Week 17/2023

This week’s agenda selection highlights films that investigate the act of leaving a place, the emotions of returning to it, or the attempts of getting to know it completely. Always connected with histories, personal and global.

On Monday, for the final screening of their retrospective on filmmaker and influential feminist theorist Trinh T. Minh-ha, CINEMATEK is screening her 2015 essay work Forgetting Vietnam in which she commemorates the 40th anniversary of the end of the Vietnam War. In this exploration of the history and present of Vietnam, she has only one request for her viewers: “Please follow me. Trust me, for deep feeling and understanding require total commitment.”

On Tuesday, CINEMATEK is treating us with a screening of their own restoration of an iconic Chantal Akerman film. At the age of 21, Akerman moved from Brussels to New York City, where she lived “like a vagabond”. Some years later, after returning to Belgium and making our beloved Jeanne Dielman, 23 quai du commerce, 1080 Bruxelles, Akerman created News from Home (1977). Long takes of New York City are set to a voice-over of Akerman reading the letters her mother sent while she was away. This screening is part of a “prelude” to the 10th edition of the Contour Biennale, curated by the Brussels production and distribution platform Auguste Orts. 
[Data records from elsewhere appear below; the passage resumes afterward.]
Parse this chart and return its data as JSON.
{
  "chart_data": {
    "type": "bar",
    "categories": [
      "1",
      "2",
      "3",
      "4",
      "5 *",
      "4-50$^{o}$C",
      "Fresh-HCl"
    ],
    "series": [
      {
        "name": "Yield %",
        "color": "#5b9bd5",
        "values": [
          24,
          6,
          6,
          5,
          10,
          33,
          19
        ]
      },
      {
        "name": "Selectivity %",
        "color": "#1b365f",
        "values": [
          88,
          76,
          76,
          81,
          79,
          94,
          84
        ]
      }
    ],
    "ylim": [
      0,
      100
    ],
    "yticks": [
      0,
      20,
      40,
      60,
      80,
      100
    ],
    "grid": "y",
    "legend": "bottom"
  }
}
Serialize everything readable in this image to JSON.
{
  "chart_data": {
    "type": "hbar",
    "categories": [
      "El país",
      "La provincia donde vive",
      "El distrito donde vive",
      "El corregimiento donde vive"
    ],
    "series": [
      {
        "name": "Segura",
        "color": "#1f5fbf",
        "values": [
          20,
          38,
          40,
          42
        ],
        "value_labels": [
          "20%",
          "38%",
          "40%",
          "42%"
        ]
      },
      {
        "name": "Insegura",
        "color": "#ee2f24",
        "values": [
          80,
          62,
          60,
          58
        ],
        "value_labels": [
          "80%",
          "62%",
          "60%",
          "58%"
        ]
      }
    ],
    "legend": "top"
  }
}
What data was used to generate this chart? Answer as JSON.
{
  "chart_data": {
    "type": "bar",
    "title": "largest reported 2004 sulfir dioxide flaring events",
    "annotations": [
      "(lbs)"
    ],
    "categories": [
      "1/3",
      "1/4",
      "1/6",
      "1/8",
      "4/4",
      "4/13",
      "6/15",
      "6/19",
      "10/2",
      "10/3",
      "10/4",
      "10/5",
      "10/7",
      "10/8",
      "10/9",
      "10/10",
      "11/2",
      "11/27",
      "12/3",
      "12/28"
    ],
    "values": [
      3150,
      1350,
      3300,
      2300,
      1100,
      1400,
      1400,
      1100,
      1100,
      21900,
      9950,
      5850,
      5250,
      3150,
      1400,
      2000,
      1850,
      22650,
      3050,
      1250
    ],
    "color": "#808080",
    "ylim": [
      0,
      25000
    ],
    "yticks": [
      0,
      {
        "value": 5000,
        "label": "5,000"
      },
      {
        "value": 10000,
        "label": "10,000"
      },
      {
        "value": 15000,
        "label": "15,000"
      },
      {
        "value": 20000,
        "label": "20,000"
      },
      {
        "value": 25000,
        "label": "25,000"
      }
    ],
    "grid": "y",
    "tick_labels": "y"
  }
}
On three different days this week, you can travel to De Cinema in Antwerp to watch Elixir d’Anvers (1996) and have a – possibly disorienting – deep dive into the past of this city. The anthology film, supervised by the Belgian Fugitive Cinema filmmaker Robbe De Hert, consists of six parts of Antwerp history, real and fictional, seen through the eyes of Flemish and Dutch young directors. The whole thing is strung together by De Hert’s comic street interviews.